Acerca de "Trajetos e memórias" de Renato Ortiz

Trajetos e memórias
Renato Ortiz
Editora Brasiliense – 1ª edição – 2010

Corria o ano de 1959 e eu cursava o ginásio no Colégio Sete de Setembro, na Avenida Lins de Vasconcelos, no bairro do Cambuci, em São Paulo. O fim da minha infância e começo da adolescência coincidia com o fim dos anos cinquenta que, depois, viriam chamar-se anos dourados. Em plena campanha presidencial para a sucessão de JK, as rádios, todos os dias e incansavelmente, tocavam os jingles dos dois principais candidatos. De um lado o “varre, varre vassourinha, varre, varre a bandalheira...” do Jânio Quadros e, do outro lado, o “essa vassoura é de piaçava americana, mas a espada do nosso marechal é de aço nacional” do Lott.
Meu professor de matemática era simpatizante do marechal e não poupava ocasião de fazer-lhe proselitismo político.

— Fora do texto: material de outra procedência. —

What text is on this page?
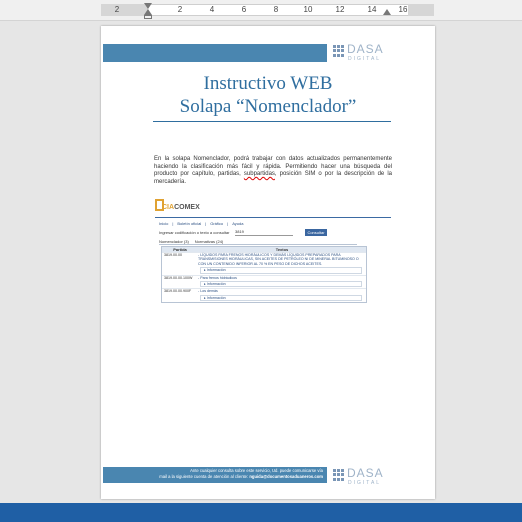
2	2	4	6	8	10	12	14	16
DASA
DIGITAL
Instructivo WEB
Solapa “Nomenclador”
En la solapa Nomenclador, podrá trabajar con datos actualizados permanentemente haciendo la clasificación más fácil y rápida. Permitiendo hacer una búsqueda del producto por capítulo, partidas, subpartidas, posición SIM o por la descripción de la mercadería.
CIACOMEX
Inicio | Boletín oficial | Gráfico | Ayuda
Ingresar codificación o texto a consultar 3819	Consultar
Nomenclador (3) Normativas (24)
Partida	Textos
3819.00.00	- LÍQUIDOS PARA FRENOS HIDRÁULICOS Y DEMÁS LÍQUIDOS PREPARADOS PARA TRANSMISIONES HIDRÁULICAS, SIN ACEITES DE PETRÓLEO NI DE MINERAL BITUMINOSO O CON UN CONTENIDO INFERIOR AL 70 % EN PESO DE DICHOS ACEITES.
▸ Información
3819.00.00.100W	- Para frenos hidráulicos
▸ Información
3819.00.00.900F	- Los demás
▸ Información
Ante cualquier consulta sobre este servicio, Ud. puede comunicarse vía
mail a la siguiente cuenta de atención al cliente: nguida@documentosaduaneros.com DASA
DIGITAL
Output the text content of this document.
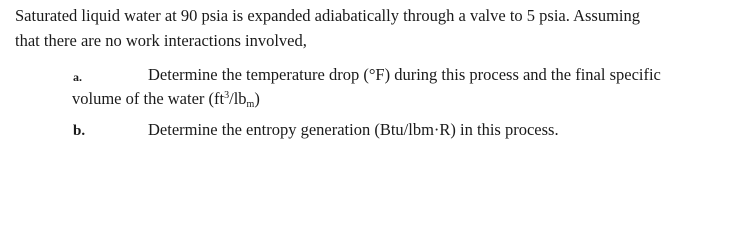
Saturated liquid water at 90 psia is expanded adiabatically through a valve to 5 psia. Assuming
that there are no work interactions involved,
a.	Determine the temperature drop (°F) during this process and the final specific
volume of the water $(ft^3/lb_m)$
b.	Determine the entropy generation (Btu/lbm·R) in this process.
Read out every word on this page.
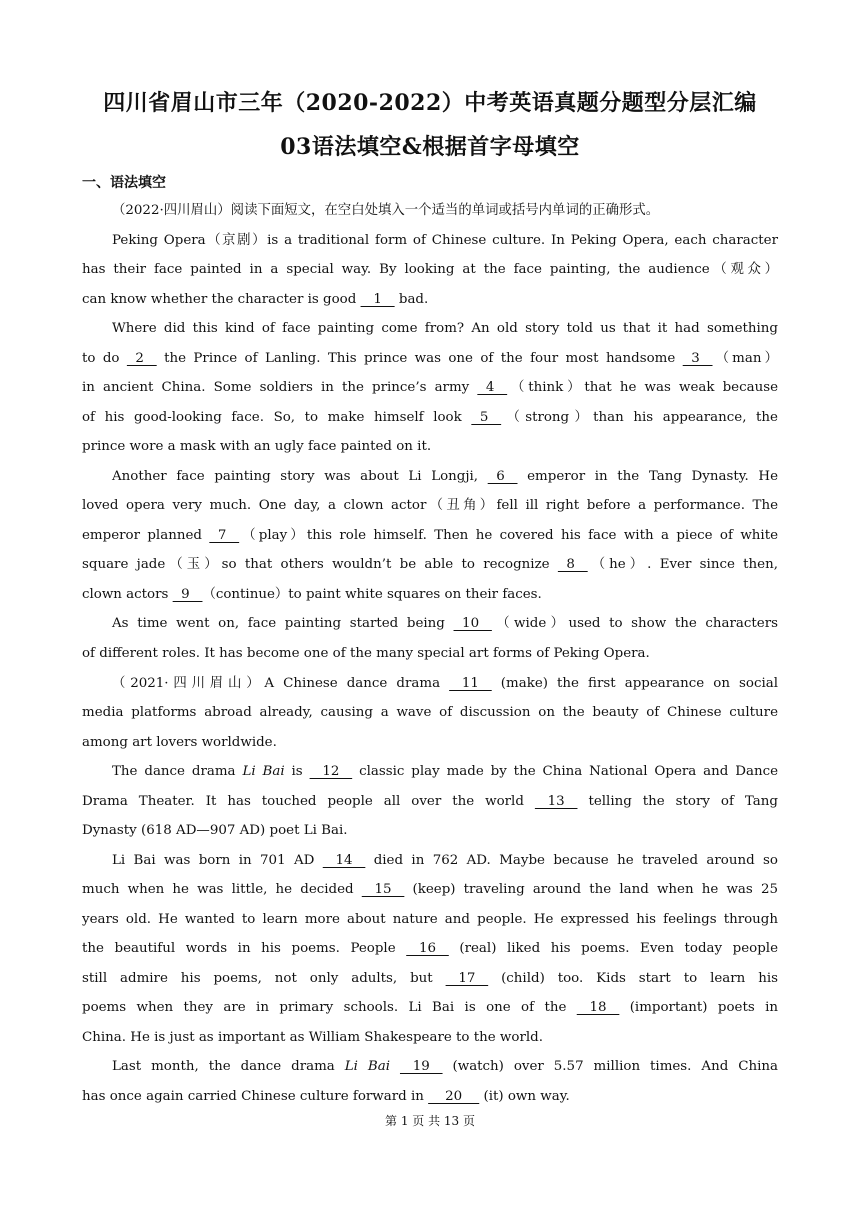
四川省眉山市三年（2020-2022）中考英语真题分题型分层汇编
03语法填空&根据首字母填空
一、语法填空
（2022·四川眉山）阅读下面短文，在空白处填入一个适当的单词或括号内单词的正确形式。
Peking Opera（京剧）is a traditional form of Chinese culture. In Peking Opera, each character
has their face painted in a special way. By looking at the face painting, the audience（观众）
can know whether the character is good    1    bad.
Where did this kind of face painting come from? An old story told us that it had something
to do   2    the Prince of Lanling. This prince was one of the four most handsome   3   （man）
in ancient China. Some soldiers in the prince’s army   4   （think）that he was weak because
of his good-looking face. So, to make himself look   5   （strong）than his appearance, the
prince wore a mask with an ugly face painted on it.
Another face painting story was about Li Longji,   6    emperor in the Tang Dynasty. He
loved opera very much. One day, a clown actor（丑角）fell ill right before a performance. The
emperor planned   7   （play）this role himself. Then he covered his face with a piece of white
square jade（玉）so that others wouldn’t be able to recognize   8   （he）. Ever since then,
clown actors   9   （continue）to paint white squares on their faces.
As time went on, face painting started being   10   （wide）used to show the characters
of different roles. It has become one of the many special art forms of Peking Opera.
（2021·四川眉山）A Chinese dance drama    11    (make) the first appearance on social
media platforms abroad already, causing a wave of discussion on the beauty of Chinese culture
among art lovers worldwide.
The dance drama Li Bai is    12    classic play made by the China National Opera and Dance
Drama Theater. It has touched people all over the world    13    telling the story of Tang
Dynasty (618 AD—907 AD) poet Li Bai.
Li Bai was born in 701 AD    14    died in 762 AD. Maybe because he traveled around so
much when he was little, he decided    15    (keep) traveling around the land when he was 25
years old. He wanted to learn more about nature and people. He expressed his feelings through
the beautiful words in his poems. People    16    (real) liked his poems. Even today people
still admire his poems, not only adults, but    17    (child) too. Kids start to learn his
poems when they are in primary schools. Li Bai is one of the    18    (important) poets in
China. He is just as important as William Shakespeare to the world.
Last month, the dance drama Li Bai    19    (watch) over 5.57 million times. And China
has once again carried Chinese culture forward in     20     (it) own way.
第 1 页 共 13 页
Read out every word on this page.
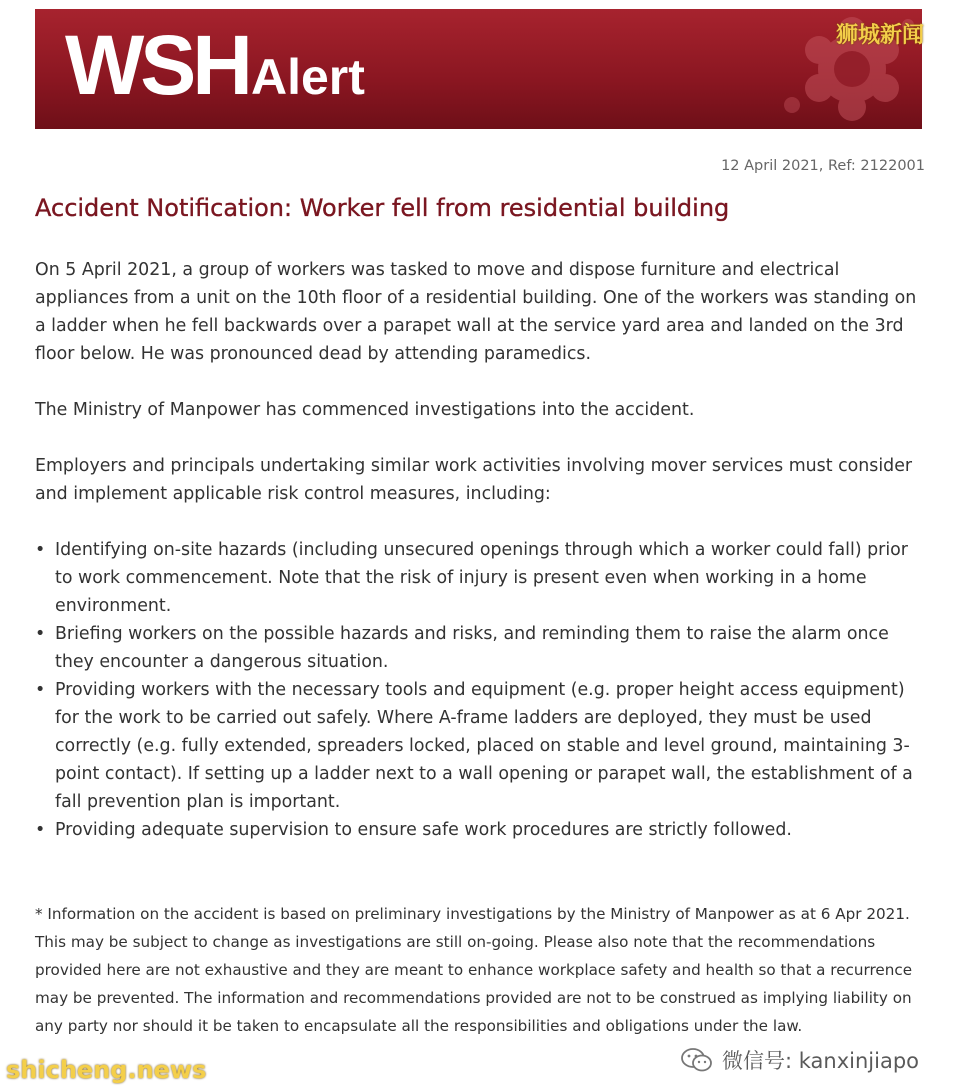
WSHAlert
狮城新闻
12 April 2021, Ref: 2122001
Accident Notification: Worker fell from residential building

On 5 April 2021, a group of workers was tasked to move and dispose furniture and electrical appliances from a unit on the 10th floor of a residential building. One of the workers was standing on a ladder when he fell backwards over a parapet wall at the service yard area and landed on the 3rd floor below. He was pronounced dead by attending paramedics.

The Ministry of Manpower has commenced investigations into the accident.

Employers and principals undertaking similar work activities involving mover services must consider and implement applicable risk control measures, including:

• Identifying on-site hazards (including unsecured openings through which a worker could fall) prior to work commencement. Note that the risk of injury is present even when working in a home environment.
• Briefing workers on the possible hazards and risks, and reminding them to raise the alarm once they encounter a dangerous situation.
• Providing workers with the necessary tools and equipment (e.g. proper height access equipment) for the work to be carried out safely. Where A-frame ladders are deployed, they must be used correctly (e.g. fully extended, spreaders locked, placed on stable and level ground, maintaining 3-point contact). If setting up a ladder next to a wall opening or parapet wall, the establishment of a fall prevention plan is important.
• Providing adequate supervision to ensure safe work procedures are strictly followed.

* Information on the accident is based on preliminary investigations by the Ministry of Manpower as at 6 Apr 2021. This may be subject to change as investigations are still on-going. Please also note that the recommendations provided here are not exhaustive and they are meant to enhance workplace safety and health so that a recurrence may be prevented. The information and recommendations provided are not to be construed as implying liability on any party nor should it be taken to encapsulate all the responsibilities and obligations under the law.

微信号: kanxinjiapo
shicheng.news
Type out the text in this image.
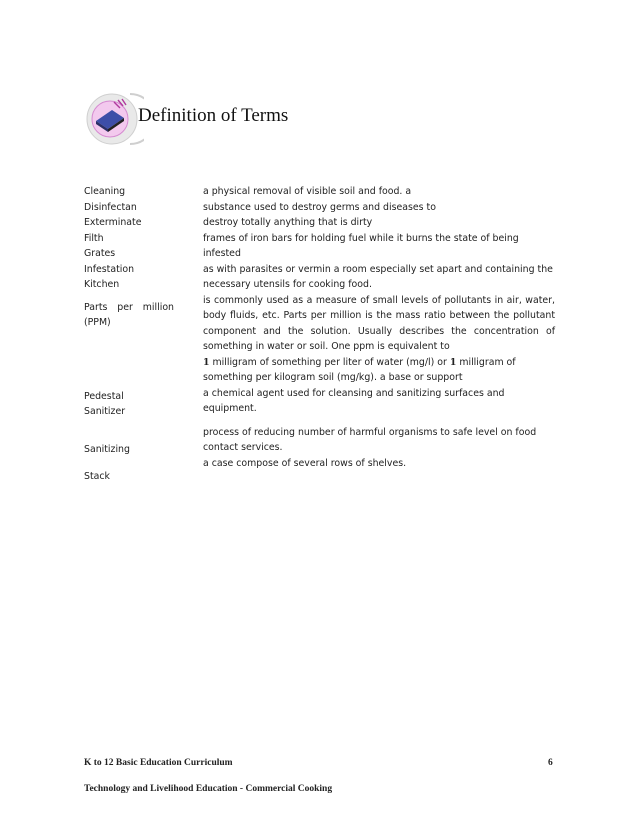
Definition of Terms
Cleaning
Disinfectan
Exterminate
Filth
Grates
Infestation
Kitchen
Parts per million
(PPM)
Pedestal
Sanitizer
Sanitizing
Stack

a physical removal of visible soil and food. a

substance used to destroy germs and diseases to

destroy totally anything that is dirty

frames of iron bars for holding fuel while it burns the state of being infested

as with parasites or vermin a room especially set apart and containing the

necessary utensils for cooking food.

is commonly used as a measure of small levels of pollutants in air, water,

body fluids, etc. Parts per million is the mass ratio between the pollutant

component and the solution. Usually describes the concentration of

something in water or soil. One ppm is equivalent to

1 milligram of something per liter of water (mg/l) or 1 milligram of

something per kilogram soil (mg/kg). a base or support

a chemical agent used for cleansing and sanitizing surfaces and equipment.

process of reducing number of harmful organisms to safe level on food

contact services.

a case compose of several rows of shelves.

K to 12 Basic Education Curriculum	6
Technology and Livelihood Education - Commercial Cooking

Numa longínqua manhã daqueles idos, ouvi desse professor – não sei se Olavo ou Otávio, já não tenho muita certeza – que “livro que presta a gente não empresta”. Não sei mais a propósito do que esse assunto veio à baila, mas eu era desses meninos questionadores e dispostos a uma polêmica por qualquer coisa. Quis ser malandro e rebati com um “minha mãe me ensinou que só o que não se empresta é pente e escova de dente”. E era verdade, ela realmente havia repetido isso para mim, e mais de uma vez. Ele ponderou de modo filosofal, falando para todos nós: “Vocês não devem acreditar em tudo só porque a frase tem rima e fica fácil de memorizar; muitas vezes as palavras são usadas para esconder mais do que para revelar a verdade”. E falou sobre os jingles que as rádios tocavam, mas eu confesso que pouco entendi dessa parte. Ele explicou, calma e pausadamente, que deveríamos refletir sobre a nossa relação de coisas que se poderia e deveria emprestar e coisas que era melhor guardar só para si. Inconformado, insisti no pente e na escova de dente. Foi um erro do qual meu arrependimento foi instantâneo. “Tudo bem – disse ele – quer dizer que você está disposto a emprestar sua namorada para algum colega da classe?” Todo mundo caiu na risada.
Se eu pudesse teria, ali mesmo, aberto um buraco e me enfiado dentro dele. Mas o professor foi nobre e generoso; interrompeu o alarido da molecada com um “podem tirar o cavalinho da chuva que ele não vai emprestar a namorada dele para ninguém, prestem atenção no que lhes vou dizer”.
E fez a apologia que comparava o livro e a namorada; coisa que eu nunca mais esqueci.
Disse que um livro especial só se deve emprestar para alguém especial e que cuide dele como nós cuidaríamos. Às vezes o livro traz até o abraço do autor na dedicatória e abraço não se transfere para qualquer um. Com um bom livro a gente aprende muito e curte momentos de intimidade e de sonho como com uma namorada e, por isso, deveríamos todos respeitar os nossos livros tanto quanto as nossas namoradas.
Lembro que quando o sinal tocou o fim da aula, ele falava ainda qualquer coisa sobre Saint Exupéry, a raposa, o Pequeno Príncipe e o fato da gente ser responsável por aqueles que cativa.
Eu achei aquilo tudo o máximo! Foi provavelmente a melhor aula de ‘matemática’ que eu tive na vida.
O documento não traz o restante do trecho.